Le second tour a désigné comme vainqueur le candidat écologiste avec une très courte majorité. La Cour constitutionnelle a cependant annulé ce vote en raison de multiples irrégularités dans le décompte des bulletins.
 
Les électeurs autrichiens sont donc une nouvelle fois appelés aux urnes ce week-end afin de départager les deux hommes.
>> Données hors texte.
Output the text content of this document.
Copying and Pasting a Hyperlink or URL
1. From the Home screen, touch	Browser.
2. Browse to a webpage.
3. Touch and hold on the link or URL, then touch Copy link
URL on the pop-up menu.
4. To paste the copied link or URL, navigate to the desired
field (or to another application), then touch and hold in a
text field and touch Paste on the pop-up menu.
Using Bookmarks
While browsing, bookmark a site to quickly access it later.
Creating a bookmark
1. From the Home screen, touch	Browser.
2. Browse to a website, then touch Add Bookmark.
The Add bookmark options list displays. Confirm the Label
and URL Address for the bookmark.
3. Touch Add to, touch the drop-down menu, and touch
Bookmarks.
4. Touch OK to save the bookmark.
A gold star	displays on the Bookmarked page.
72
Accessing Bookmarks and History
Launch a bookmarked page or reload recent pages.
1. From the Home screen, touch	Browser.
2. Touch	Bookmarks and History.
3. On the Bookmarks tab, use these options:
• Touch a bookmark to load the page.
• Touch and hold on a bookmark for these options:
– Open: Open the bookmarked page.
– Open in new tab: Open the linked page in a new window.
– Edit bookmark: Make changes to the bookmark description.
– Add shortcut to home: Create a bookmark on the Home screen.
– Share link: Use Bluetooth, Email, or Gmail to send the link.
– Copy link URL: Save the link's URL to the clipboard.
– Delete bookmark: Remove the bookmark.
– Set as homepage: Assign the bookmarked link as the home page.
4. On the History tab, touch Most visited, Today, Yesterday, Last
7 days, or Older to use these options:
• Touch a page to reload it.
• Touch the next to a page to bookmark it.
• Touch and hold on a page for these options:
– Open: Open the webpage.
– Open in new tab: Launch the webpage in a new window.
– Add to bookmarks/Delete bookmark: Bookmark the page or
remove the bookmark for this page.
Les derniers sondages font état d’une courte avance du candidat du FPÖ avec 52 % des intentions de vote, contre 48 % pour son rival.
 
Si c’est au chancelier que la constitution autrichienne donne la majorité des pouvoirs exécutifs, comme la mission de représenter le pays au sein des instances européennes, le président dispose de prérogatives non négligeables, telles que la possibilité de révoquer le gouvernement et le chancelier, ou de refuser de signer un traité international.
 

Une histoire compliquée avec l’UE
 
C’est à la chute du rideau de fer, en 1989, que l’Autriche présente sa demande d’adhésion à la Communauté européenne. Le 12 juin 1994, les Autrichiens votent par référendum à plus de 66 % pour une entrée de leur pays dans l’UE. L’adhésion devient effective en 1995 et, quatre années plus tard, le pays adopte l’euro comme monnaie. 
 
Depuis cette adhésion, les relations entre l’Autriche et l’Europe ont souvent été difficiles. La première véritable crise intervient en 2000, après que le Parti populaire autrichien (ÖVP) et le FPÖ de Jörg Haider ont passé un accord débouchant sur la participation de la formation d’extrême-droite au gouvernement. En réponse, les 14 autres Etats membres prennent des mesures bilatérales de rétorsion à l’encontre de l’Autriche, ce qui réduit l’opinion positive de la population à l’égard de l’UE. En 2005, Heinz-Christian Strache prend la direction du parti d’extrême-droite et y développe une ligne politique résolument anti-européenne. En 2013, toujours président parti, il déclare vouloir organiser un référendum sur la sortie de l’Autriche de l’UE, sur le modèle du référendum que le Premier ministre britannique David Cameron venait alors d’annoncer.
 
La récente crise migratoire en Europe a eu pour effet direct de renforcer la popularité du FPÖ, qui a gagné 10 points durant l’année 2015 et recueille désormais près de 35 % d’opinion positive. Situé sur la route des Balkans, l’Autriche est un passage quasi-obligé pour les migrants originaires du Moyen-Orient désireux de se rendre en Allemagne. Face à cette situation et à la montée en puissance du FPÖ, le gouvernement a pris la décision de fermer ses frontières et d’introduire un quota pour les demandeurs d’asile. Néanmoins, ces mesures se sont révélées inefficaces pour limiter la montée du parti populiste qui peut à présent espérer remporter la présidence du pays et participer à un nouveau gouvernement après les prochaines élections parlementaires de 2018.
 
 
Vers un Öxit ?
 
Depuis 1994, l’adhésion de l’Autriche à l’UE est soutenue par la majorité de la population. Le niveau de soutien le plus élevé a été atteint au printemps 2002 (80 %), le niveau de rejet le plus élevé en 2008 (33 %).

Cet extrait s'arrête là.